LLM on the AMD AI Max 395+: what can it run locally?

How do LLMs run locally on an AMD AI Max 395+?

Last Thursday I talked about my new PC: a Framework Desktop with an AMD AI Max 395+ and 128 GB of LPDDR5. AMD pitches this APU as the heart of an “AI PC”: a consumer machine that can do local AI without a dedicated GPU.

On paper, that sounds great. In practice: what can you actually run, and how fast?

To find out, I benchmarked a wide range of models locally. Here’s what I saw.

Setup and protocol

Benchmark command

To compare models on a stable basis:

llama-bench -p 512 -n 128 -t 6 -ngl 999

pp (tk/s) = prefill: prompt/context ingestion speed.
tg (tk/s) = decode: generation speed you feel in chat.

Parameters:

p=512: fixed prompt to measure prefill.
n=128: enough generation to stabilize the metric.
t=6: 6 CPU threads.
ngl=999: max GPU offload.

Backend and hardware

Tests via llama.cpp in Vulkan on the iGPU (UMA):

iGPU: Radeon 8060S Graphics (RDNA, Vulkan)
UMA: shared CPU/GPU memory
acceleration via KHR cooperative matrices

Important: no dedicated GPU, so bandwidth and UMA latency are the bottlenecks.

Results

Raw table

Name	Params	Quantization	Size	Prefill (tk/s)	Decode (tk/s)
Baguettotron	321M	BF16	612 MB	5879	185
Llama-3.2	3B	Q4_K_XL	1.91 GB	1912	93
Llama-3.2	3B	BF16	5.98 GB	730	28
Llama-3.3	70B	Q4_K_XL	39.73 GB	78	5.05
Llama-4-Scout	17B (16E)	Q4_K_XL	57.73 GB	225	20.2
gpt-oss-20b	20B	MXFP4	11.27 GB	1216	77
gpt-oss-120b	120B	MXFP4	59.02 GB	500	54
gemma3	27B	BF16	50.31 GB	104	3.91
Mistral-Large-2411	123B	Q4_K_M	68.19 GB	45	2.97
Mistral-8x22b	22B (8E)	Q4_K_M	79.71 GB	106	8.92
Qwen3-Coder	30B	BF16	56.89 GB	154	9.19

Key takeaways without drowning in details

Small models (<=3B) are ultra smooth: huge prefill, very high decode.
Quantization is a straight performance multiplier: a 3B in Q4 jumps from ~28 to ~93 tk/s in decode, prefill x2-3. On UMA, fewer bits = more throughput.
Between ~10B and ~30B is the “useful but variable” zone: some 20-30B stay pleasant (about 9-20 tk/s), others drop to 4 tk/s. Architecture + kernels + quant > raw params.
Large dense models (70B+) run but slowly: decode in the 3-5 tk/s range, usable if you are patient.
MoE and exotic quantizations break the rules: MXFP4 (GPT-OSS) delivers perf unrelated to size.

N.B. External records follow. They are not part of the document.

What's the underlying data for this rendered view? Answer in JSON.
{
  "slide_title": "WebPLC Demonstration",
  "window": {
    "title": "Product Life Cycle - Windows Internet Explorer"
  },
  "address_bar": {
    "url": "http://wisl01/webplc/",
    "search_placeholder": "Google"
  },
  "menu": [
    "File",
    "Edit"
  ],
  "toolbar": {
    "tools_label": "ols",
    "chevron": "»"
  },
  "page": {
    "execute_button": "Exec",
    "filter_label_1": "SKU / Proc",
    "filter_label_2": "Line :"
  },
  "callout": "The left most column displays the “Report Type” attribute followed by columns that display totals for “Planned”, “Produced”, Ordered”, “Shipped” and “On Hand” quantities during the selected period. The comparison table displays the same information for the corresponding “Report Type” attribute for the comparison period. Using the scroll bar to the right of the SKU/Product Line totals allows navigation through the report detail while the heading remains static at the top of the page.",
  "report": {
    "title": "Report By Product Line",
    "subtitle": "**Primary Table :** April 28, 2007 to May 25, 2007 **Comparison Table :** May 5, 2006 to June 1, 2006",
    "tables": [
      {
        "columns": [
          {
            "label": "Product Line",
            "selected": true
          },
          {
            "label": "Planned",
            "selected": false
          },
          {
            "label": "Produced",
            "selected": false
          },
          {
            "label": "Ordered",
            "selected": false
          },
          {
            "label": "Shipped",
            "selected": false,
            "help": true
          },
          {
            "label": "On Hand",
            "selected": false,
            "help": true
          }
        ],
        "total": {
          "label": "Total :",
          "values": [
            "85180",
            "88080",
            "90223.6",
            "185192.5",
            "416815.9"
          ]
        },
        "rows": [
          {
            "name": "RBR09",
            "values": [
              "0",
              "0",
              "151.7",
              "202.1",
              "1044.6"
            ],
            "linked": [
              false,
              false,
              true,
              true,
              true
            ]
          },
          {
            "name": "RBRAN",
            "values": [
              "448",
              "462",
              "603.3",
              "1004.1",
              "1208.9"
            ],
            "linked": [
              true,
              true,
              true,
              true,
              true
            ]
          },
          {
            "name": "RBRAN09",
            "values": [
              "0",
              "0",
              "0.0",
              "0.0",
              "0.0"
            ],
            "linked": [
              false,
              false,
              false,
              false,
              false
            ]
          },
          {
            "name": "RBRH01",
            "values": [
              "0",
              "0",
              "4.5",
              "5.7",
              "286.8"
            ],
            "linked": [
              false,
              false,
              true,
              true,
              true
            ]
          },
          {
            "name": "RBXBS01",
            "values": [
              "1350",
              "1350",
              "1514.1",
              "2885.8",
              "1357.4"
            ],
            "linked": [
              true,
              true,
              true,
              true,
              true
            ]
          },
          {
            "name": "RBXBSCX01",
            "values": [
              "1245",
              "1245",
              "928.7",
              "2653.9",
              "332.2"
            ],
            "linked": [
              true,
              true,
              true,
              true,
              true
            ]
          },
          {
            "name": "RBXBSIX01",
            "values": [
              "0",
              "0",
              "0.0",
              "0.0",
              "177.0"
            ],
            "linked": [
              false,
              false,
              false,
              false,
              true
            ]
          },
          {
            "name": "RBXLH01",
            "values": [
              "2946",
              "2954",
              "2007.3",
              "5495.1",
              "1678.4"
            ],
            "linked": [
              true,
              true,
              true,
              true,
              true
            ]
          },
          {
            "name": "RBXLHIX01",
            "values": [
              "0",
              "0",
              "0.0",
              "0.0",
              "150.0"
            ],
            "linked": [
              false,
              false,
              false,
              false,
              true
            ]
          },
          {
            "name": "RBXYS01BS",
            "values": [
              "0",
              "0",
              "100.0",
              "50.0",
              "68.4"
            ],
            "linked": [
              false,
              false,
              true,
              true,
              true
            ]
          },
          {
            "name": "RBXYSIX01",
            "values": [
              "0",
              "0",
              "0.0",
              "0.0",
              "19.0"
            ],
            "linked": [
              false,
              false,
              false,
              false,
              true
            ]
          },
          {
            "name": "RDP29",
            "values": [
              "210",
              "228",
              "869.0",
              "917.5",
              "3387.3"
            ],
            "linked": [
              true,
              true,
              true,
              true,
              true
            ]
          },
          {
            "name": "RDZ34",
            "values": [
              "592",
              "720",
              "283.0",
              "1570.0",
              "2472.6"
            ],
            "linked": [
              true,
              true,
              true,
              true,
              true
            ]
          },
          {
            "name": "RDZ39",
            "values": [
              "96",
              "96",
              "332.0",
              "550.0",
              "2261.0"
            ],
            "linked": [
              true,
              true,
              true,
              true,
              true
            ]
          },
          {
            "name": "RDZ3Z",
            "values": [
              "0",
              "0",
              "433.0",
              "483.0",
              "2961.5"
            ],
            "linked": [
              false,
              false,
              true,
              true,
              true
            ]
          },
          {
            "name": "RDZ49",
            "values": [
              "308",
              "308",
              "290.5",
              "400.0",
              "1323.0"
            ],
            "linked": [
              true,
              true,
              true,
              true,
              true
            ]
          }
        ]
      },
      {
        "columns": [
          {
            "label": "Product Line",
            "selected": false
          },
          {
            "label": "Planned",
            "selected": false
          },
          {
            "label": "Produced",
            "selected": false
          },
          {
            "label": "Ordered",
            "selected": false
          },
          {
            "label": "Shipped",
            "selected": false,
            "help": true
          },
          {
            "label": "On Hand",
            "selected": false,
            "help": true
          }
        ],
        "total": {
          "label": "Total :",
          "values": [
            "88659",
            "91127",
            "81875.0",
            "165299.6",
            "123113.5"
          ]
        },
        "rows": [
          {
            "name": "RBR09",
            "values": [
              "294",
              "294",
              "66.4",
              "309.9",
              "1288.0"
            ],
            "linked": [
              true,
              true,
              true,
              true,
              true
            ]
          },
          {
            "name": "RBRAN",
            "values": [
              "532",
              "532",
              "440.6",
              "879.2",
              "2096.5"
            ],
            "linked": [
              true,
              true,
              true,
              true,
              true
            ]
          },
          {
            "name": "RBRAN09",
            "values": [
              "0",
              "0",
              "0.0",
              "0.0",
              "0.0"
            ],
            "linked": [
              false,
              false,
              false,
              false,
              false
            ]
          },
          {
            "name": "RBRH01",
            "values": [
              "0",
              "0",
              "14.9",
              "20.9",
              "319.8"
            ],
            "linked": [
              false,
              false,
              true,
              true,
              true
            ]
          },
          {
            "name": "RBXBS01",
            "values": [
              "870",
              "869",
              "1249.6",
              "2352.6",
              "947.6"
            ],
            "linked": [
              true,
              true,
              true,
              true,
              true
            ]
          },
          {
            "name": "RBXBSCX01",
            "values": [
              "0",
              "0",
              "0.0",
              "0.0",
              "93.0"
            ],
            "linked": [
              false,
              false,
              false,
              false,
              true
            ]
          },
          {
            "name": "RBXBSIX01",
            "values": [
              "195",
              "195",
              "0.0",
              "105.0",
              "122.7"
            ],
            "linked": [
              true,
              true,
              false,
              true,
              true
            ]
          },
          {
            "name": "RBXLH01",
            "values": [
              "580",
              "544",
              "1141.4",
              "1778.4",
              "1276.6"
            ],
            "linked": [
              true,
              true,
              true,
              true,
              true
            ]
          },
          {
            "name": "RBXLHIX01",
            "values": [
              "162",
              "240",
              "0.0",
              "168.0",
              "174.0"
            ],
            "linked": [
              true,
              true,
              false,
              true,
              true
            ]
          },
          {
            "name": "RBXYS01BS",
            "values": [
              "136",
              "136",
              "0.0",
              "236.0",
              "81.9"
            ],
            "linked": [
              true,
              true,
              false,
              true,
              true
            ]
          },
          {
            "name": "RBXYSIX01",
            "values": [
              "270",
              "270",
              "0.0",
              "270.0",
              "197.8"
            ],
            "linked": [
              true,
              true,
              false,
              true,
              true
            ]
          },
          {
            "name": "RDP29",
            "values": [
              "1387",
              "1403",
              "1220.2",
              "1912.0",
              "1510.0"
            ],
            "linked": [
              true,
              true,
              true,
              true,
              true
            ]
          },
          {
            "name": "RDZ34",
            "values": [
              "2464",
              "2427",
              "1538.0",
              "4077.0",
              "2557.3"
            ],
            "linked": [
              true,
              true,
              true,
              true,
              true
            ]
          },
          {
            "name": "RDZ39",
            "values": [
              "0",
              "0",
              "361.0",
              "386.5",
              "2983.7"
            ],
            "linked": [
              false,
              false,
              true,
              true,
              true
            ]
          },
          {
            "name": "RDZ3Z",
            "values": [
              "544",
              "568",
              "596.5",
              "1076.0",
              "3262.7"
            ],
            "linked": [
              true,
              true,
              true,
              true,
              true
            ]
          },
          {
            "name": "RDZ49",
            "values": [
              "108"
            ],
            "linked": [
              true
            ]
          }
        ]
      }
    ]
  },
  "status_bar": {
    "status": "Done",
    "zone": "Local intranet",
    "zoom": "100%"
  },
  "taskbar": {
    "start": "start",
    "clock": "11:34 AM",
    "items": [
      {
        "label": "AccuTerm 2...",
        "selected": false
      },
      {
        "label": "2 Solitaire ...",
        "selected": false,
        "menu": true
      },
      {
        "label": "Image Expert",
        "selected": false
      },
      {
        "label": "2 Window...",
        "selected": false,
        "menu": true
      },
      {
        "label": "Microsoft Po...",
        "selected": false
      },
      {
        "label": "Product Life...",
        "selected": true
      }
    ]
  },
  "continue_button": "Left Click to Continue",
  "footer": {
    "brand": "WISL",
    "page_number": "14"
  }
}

Weight/params -> perf is not monotonic.

Conclusion: AI PC, myth or reality?

Yes, you can run AI models locally
Unsurprising: small and mid-size quantized models run great. For chat, code, simple RAG, (very) light agents: okay.

Yes, you can load models other rigs can’t
The UMA + 128 GB combo lets you load 60-80 GB monsters. Some MoE or extreme quantization models fit here while they fail on typical “gaming” builds. On memory capacity, this APU impresses.

But, you don’t run the current flagships
The latest Gemini, Claude Opus 4.5, or GPT-5.1 are in another league. Even if local variants arrive, today’s flagships are too big and/or too compute hungry for this APU.

And the performance gap is huge:
You can load “big” thanks to RAM, but on deep dense models decode collapses to a few tokens per second, while a real dedicated GPU delivers tens or hundreds.

Bottom line: local AI on this class of APU is great for small and mid models, but it is nowhere near flagship performance. If you want true top-tier LLM speed or quality today, you still need dedicated hardware, or the cloud. Local AI at parity with the best models is not here yet.